Johannesburg – Tsogo Sun’s shares leapt 5.75 percent to R26.50 yesterday after the hotels and gambling operator said its annual profit rose 12 percent on increased tourism to South Africa.

Headline earnings per share rose 12 percent to 196.5c in the year to March, from 175c a year earlier. The group declared a final dividend per share of 67c.

Chief executive Marcel von Aulock said the group saw a number of tourists, mostly from the US, spend their holidays in South Africa due to the rand depreciating alarmingly against the dollar last year, which helped the group.

Von Aulock said during the first half of last year there were fewer Chinese and Indian tourists. “The visa regulations that were introduced by the Home Affairs Department cost us visitors from China and India.

“These were our strongest markets and it was pleasing to see the government loosening up on the regulations. It is showing already in the first three months of 2016 with tourism figures improving,” Von Aulock said.

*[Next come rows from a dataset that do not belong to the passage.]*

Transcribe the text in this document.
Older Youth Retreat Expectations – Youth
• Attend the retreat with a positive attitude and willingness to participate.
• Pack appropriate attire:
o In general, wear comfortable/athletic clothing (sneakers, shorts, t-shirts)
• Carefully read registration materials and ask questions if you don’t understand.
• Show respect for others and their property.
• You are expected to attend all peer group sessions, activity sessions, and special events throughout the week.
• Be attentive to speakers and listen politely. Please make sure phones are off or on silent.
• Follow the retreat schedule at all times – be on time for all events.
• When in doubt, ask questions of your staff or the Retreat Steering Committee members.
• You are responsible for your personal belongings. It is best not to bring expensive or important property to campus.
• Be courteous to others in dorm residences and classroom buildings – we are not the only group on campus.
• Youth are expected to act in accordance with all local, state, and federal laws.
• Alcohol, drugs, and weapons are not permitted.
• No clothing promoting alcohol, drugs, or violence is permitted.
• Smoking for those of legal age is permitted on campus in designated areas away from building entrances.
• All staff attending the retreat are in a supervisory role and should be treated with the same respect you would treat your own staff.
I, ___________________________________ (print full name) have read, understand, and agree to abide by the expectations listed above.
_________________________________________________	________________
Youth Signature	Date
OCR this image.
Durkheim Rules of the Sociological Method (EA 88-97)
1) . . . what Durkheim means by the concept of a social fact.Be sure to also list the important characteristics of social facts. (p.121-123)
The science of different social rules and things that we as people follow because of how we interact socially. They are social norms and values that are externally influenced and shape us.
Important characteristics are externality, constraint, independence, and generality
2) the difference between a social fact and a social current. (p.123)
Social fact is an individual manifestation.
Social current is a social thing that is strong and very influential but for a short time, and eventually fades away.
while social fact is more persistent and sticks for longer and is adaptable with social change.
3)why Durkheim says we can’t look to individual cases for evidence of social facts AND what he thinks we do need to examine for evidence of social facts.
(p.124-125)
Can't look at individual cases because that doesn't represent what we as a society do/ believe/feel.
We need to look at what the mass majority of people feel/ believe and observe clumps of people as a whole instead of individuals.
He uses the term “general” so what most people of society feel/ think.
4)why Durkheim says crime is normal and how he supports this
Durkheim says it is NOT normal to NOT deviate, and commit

Earnings before interest, income tax, depreciation, amortisation, property rentals, long-term incentives and exceptional items increased by 8 percent to R4.5 billion. Revenue increased 8 percent to R12.5bn, with 72 percent of its revenue derived from gaming and 28 percent from hotels.

“With consumers under financial strain and continued negative sentiment due to macroeconomic conditions, trading during this financial year has been challenging,” Von Aulock said.

The gaming division was a strong performer, up by 7 percent to R8.9bn.

Nolwandle Mthombeni, an analyst at Mergence Investment Managers, said the results displayed the resilience of the company, as well as the strength of its hotel portfolio, which had historically been overlooked by the market due to its smaller contribution to earnings.

“The casino industry is a fixed-cost business with high operational gearing, so when volumes slow down there can be significant margin compression. This has been the case for Tsogo as the consumer discretionary spends has become subdued due to overall macroeconomic negative sentiment.

“In 2015 the gaming stocks de-rated significantly on the expectations of slowing earnings growth due to lower gambling spend nationwide. Last year the group had a minus 13 percent total return as the market started shying away from the gambling sector.

“However, Tsogo was able to fare better than its peer due to, among other things, its hotel portfolio,” she said.

Mthombeni said while casino growth slowed, the hotel segment showed good growth on the back of strong tourism.